Comenta a palavra de Jesus: “Eu sou o Caminho, a Verdade e a Vida” (Jo. 14, 16). “O Caminho é a humildade que conduz à Verdade.” Para justificar sua interpretação, cita Nosso Senhor: “Aprendei de mim, que sou doce e humilde de coração” (Mt. 11, 29). “Ele se oferece, pois, como modelo de humildade e doçura. Se for imitado, não se andará nas trevas, mas à luz da vida” (Jo. 8,12). “Ora, o que é a luz da vida senão a verdade, a verdade, digo, que ilumina todos os homens deste mundo e lhes mostra o verdadeiro caminho? [...] Considero o caminho, isto é, a humildade, e desejo o fruto, quer dizer, a verdade. [...] O conhecimento da verdade se encontra no alto da escada da humildade.” S. Bernardo cita, igualmente, e comenta no mesmo sentido, a prece de Nosso Senhor (Lc. 10, 21): “Eu vos dou glória, ó meu Pai, Senhor do Céu e da Terra, cujo conhecimento das coisas encobristes — isto é, a verdade — aos sábios — isto é, aos orgulhosos — e que revelastes aos pequenos — isto é, aos humildes.” “Por aí se vê que a verdade é coberta para os soberbos e revelada aos humildes.”

IV – A VERDADE EVOLUI?

Esse novo slogan também é freqüentemente encontrado: “O que dizeis é interessante, mas valia noutros tempos”; “o que era verdadeiro ontem, já não o é hoje”.

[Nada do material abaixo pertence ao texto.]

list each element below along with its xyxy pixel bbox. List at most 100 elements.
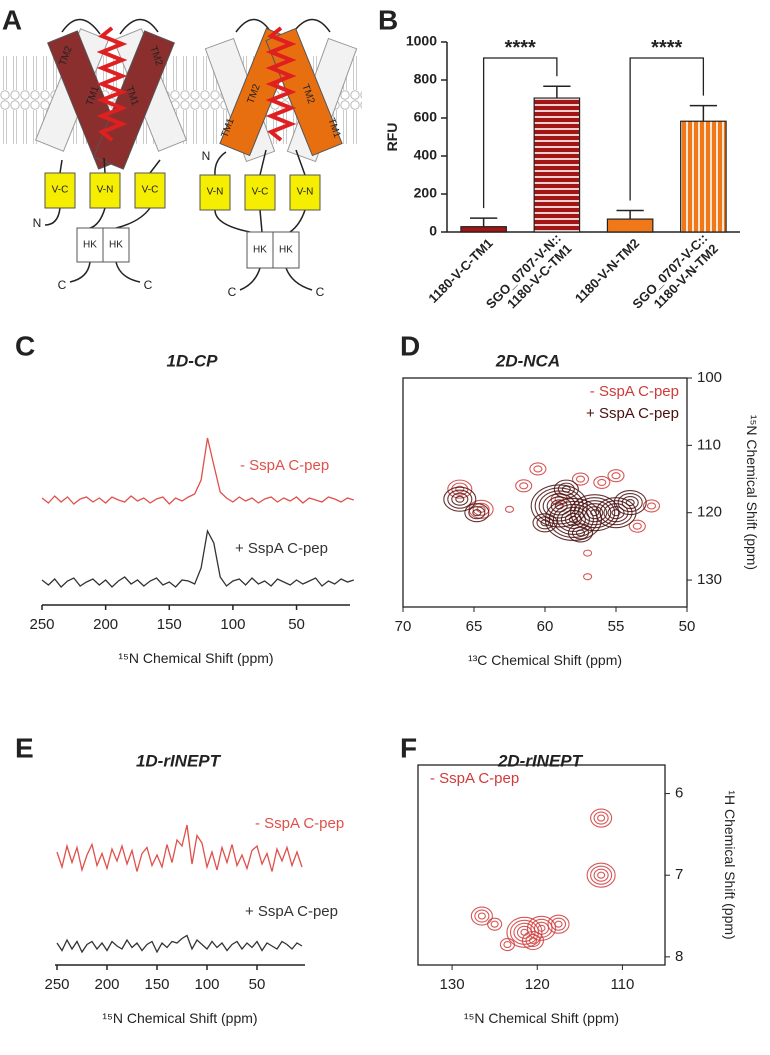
contour-peak bbox=[571, 472, 590, 486]
contour-ring bbox=[550, 917, 567, 931]
series-label: + SspA C-pep bbox=[235, 540, 328, 557]
x-tick-label: 50 bbox=[679, 618, 696, 635]
panel-label: F bbox=[400, 732, 417, 763]
legend-label: + SspA C-pep bbox=[586, 405, 679, 422]
y-tick-label: 6 bbox=[675, 785, 683, 802]
y-tick-label: 130 bbox=[697, 571, 722, 588]
contour-peak bbox=[529, 462, 547, 476]
terminus-label: N bbox=[33, 216, 42, 230]
x-tick-label: 150 bbox=[157, 616, 182, 633]
loop bbox=[235, 18, 331, 35]
contour-peak bbox=[526, 915, 557, 941]
contour-peak bbox=[593, 475, 611, 489]
x-tick-label: 110 bbox=[610, 976, 634, 993]
y-tick-label: 200 bbox=[414, 185, 438, 201]
linker bbox=[44, 157, 161, 283]
contour-ring bbox=[490, 920, 499, 928]
contour-ring bbox=[447, 489, 473, 509]
contour-ring bbox=[474, 909, 490, 923]
terminus-label: N bbox=[202, 149, 211, 163]
spectrum-line bbox=[41, 529, 354, 588]
domain-box bbox=[246, 231, 274, 269]
contour-ring bbox=[472, 502, 490, 516]
significance-bracket bbox=[629, 57, 705, 201]
contour-ring bbox=[590, 509, 600, 517]
contour-ring bbox=[540, 519, 550, 527]
y-tick-label: 400 bbox=[414, 147, 438, 163]
contour-ring bbox=[571, 526, 590, 540]
contour-peak bbox=[504, 505, 515, 513]
contour-ring bbox=[528, 936, 538, 945]
y-tick-label: 800 bbox=[414, 71, 438, 87]
contour-peak bbox=[470, 906, 493, 926]
domain-label: HK bbox=[279, 245, 293, 256]
legend-label: - SspA C-pep bbox=[430, 770, 519, 787]
domain-box bbox=[289, 174, 321, 211]
contour-peak bbox=[567, 523, 594, 543]
contour-chart: 130 120 110 6 7 8 ¹⁵N Chemical Shift (ppm) ¹H C… bbox=[417, 764, 738, 1026]
contour-ring bbox=[548, 500, 598, 538]
y-tick-label: 7 bbox=[675, 866, 683, 883]
contour-peak bbox=[570, 494, 620, 532]
x-tick-label: 250 bbox=[29, 616, 54, 633]
contour-ring bbox=[574, 497, 616, 529]
y-axis-label: ¹H Chemical Shift (ppm) bbox=[722, 790, 738, 939]
x-axis-label: ¹⁵N Chemical Shift (ppm) bbox=[118, 650, 273, 666]
x-tick-label: 100 bbox=[194, 976, 219, 993]
x-tick-label: 65 bbox=[466, 618, 483, 635]
loop bbox=[61, 18, 159, 35]
contour-ring bbox=[537, 924, 546, 932]
domain-label: V-N bbox=[207, 187, 224, 198]
contour-peak bbox=[487, 917, 503, 931]
chart-title: 1D-CP bbox=[166, 351, 218, 370]
contour-peak bbox=[521, 930, 545, 951]
contour-peak bbox=[595, 497, 637, 529]
contour-ring bbox=[599, 500, 633, 526]
domain-label: V-N bbox=[297, 187, 314, 198]
x-tick-label: 50 bbox=[249, 976, 266, 993]
x-tick-label: 130 bbox=[440, 976, 465, 993]
contour-ring bbox=[611, 509, 621, 517]
contour-ring bbox=[477, 912, 486, 920]
contour-ring bbox=[542, 493, 576, 519]
contour-ring bbox=[557, 482, 575, 496]
contour-ring bbox=[597, 814, 606, 822]
contour-ring bbox=[611, 472, 621, 480]
contour-ring bbox=[509, 919, 540, 945]
contour-ring bbox=[560, 509, 586, 529]
contour-peak bbox=[443, 486, 477, 512]
bar bbox=[460, 226, 507, 233]
series-label: + SspA C-pep bbox=[245, 903, 338, 920]
contour-peak bbox=[583, 573, 593, 581]
y-tick-label: 110 bbox=[697, 436, 721, 453]
panel-label: A bbox=[2, 4, 22, 35]
bar bbox=[606, 218, 654, 233]
contour-ring bbox=[603, 503, 629, 523]
contour-peak bbox=[613, 490, 647, 516]
y-tick-label: 120 bbox=[697, 504, 722, 521]
contour-ring bbox=[516, 925, 533, 939]
bar-chart: 02004006008001000RFU1180-V-C-TM1SGO_0707… bbox=[384, 33, 740, 312]
contour-ring bbox=[621, 496, 639, 510]
terminus-label: C bbox=[58, 278, 67, 292]
contour-peak bbox=[586, 862, 616, 888]
contour-peak bbox=[499, 938, 515, 952]
y-tick-label: 8 bbox=[675, 948, 683, 965]
x-tick-label: 55 bbox=[608, 618, 625, 635]
contour-ring bbox=[472, 509, 482, 517]
spectrum-line bbox=[41, 437, 354, 505]
contour-ring bbox=[597, 478, 607, 486]
domain-box bbox=[44, 172, 76, 209]
contour-ring bbox=[625, 499, 635, 507]
contour-ring bbox=[590, 865, 613, 885]
panel-label: C bbox=[15, 330, 35, 361]
panel-label: D bbox=[400, 330, 420, 361]
plot-frame bbox=[417, 764, 666, 966]
contour-ring bbox=[556, 506, 590, 532]
contour-ring bbox=[525, 933, 541, 948]
x-tick-label: 200 bbox=[93, 616, 118, 633]
spectrum-line bbox=[56, 824, 303, 873]
domain-box bbox=[244, 174, 276, 211]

A definição de verdade continua a nos dar a resposta. O critério da verdade é a conformidade da inteligência ao real. Daí, se o objeto conhecido não muda, a verdade não mudará. Ao contrário, se o objeto muda, o que dizíamos dele já não será verdadeiro.

Se encontro um menino, por exemplo, que mede um metro e se afirmo: “Ele mede um metro”, estou na verdade. Se alguns anos depois, ao passo que o menino cresceu 20 cm, eu continuo a afirmar que ele mede um metro, estou em erro. A verdade mudou. Ao contrário, se afirmo do menino, nessas duas épocas, que ele tem natureza humana e, portanto, que deve obedecer a tais leis e que é feito para o Céu, então digo uma verdade que não muda.

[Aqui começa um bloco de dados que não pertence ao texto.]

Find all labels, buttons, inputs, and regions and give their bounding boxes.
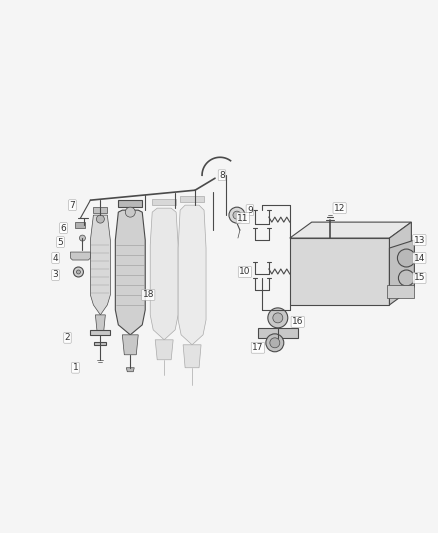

A permanência (ou, ao contrário, a variação) da verdade decorre da permanência (ou mudança) do objeto. Decorre da característica objetiva da verdade.

Eis, portanto, as características da verdade que a sua definição nos permite conhecer, e que essas objeções fizeram ressaltar: a verdade é objetiva, é imutável (na medida em que o objeto é imutável).